Submitted to: Journal of Agricultural and Food Chemistry
Publication Type: Peer Reviewed Journal
Publication Acceptance Date: 7/18/2005
Publication Date: 9/1/2005
Citation: Rudell Jr, D.R., Mattheis, J.P., Fellman, J.K. 2005. Relationship of superficial scald development and a-farnesene oxidation to reactions of diphenylamine and diphenylamine derivatives in 'Granny Smith' apple peel. Journal of Agricultural and Food Chemistry. Interpretive Summary: Superficial scald is a peel disorder of apples that can render the fruit unmarketable. Pre-storage treatment of apples with the antioxidant diphenylamine is a common practice for controlling scald. The present study evaluates the scald control mechanism of diphenylamine using treatment of apples with diphenylamine and diphenylamine derivatives and subsequent analysis of their metabolism as well as that of a peel component, a-farnesene, that plays a role in development of the disorder. Scald was ameliorated only by derivatives substituted with certain functional groups and only in specific positions. a-Farnesene oxidation correlated with decreasing scald efficiency of the treatment. This evidence indicates that scald control provided by diphenylamine depends on the availability of specific positions on the molecule to allow for donation of hydrogen to "trap" reactive compounds thought to provoke scald.
Technical Abstract: 'Granny Smith' apple fruit, treated at harvest with aqueous emulsions containing diphenylamine (DPA) and DPA derivatives, were evaluated for superficial scald after 6 months of cold storage plus 0 or 7 days at 20 deg C. Metabolism of these derivatives and a-farnesene oxidation were also evaluated after 6 months. Derivatives substituted in the para position controlled scald unlike those substituted in the amino, ortho, or meta positions.

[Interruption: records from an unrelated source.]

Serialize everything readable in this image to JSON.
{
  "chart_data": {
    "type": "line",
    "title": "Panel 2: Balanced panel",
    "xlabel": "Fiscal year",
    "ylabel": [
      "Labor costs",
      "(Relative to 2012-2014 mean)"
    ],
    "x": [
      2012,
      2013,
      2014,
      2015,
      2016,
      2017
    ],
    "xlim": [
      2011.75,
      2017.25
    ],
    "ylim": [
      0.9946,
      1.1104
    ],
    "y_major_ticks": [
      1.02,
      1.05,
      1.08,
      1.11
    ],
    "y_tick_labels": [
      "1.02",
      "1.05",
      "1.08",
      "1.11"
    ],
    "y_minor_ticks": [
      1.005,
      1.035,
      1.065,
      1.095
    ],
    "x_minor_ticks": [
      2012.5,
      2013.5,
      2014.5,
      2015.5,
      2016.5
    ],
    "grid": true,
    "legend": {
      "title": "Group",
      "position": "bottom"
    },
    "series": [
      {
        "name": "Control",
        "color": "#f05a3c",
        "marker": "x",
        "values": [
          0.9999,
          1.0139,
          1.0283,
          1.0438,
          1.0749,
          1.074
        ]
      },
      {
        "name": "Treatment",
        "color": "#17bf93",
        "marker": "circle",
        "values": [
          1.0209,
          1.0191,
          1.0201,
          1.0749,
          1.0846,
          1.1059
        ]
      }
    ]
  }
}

The extent of scald control was also dependent on the chemical nature of the functional group used to derivatize DPA. Hydroxylation of DPA and DPA derivatives during storage was not associated with scald control. Methoxylated DPA derivatives produced during storage resulted from O-methylation of C-hydroxylated derivatives rather than C-methoxylation of DPA. N-nitorsodiphenylamine provided partial scald control possibly resulting from its degradation to DPA indicating the amino hydrogen of DPA may be crucial for scald control. This is supported by the fact that increased a-farnesene oxidation accompanied increased scald incidence. Results suggest that functional group position and chemical properties both contribute to the efficacy of DPA derivatives for scald control.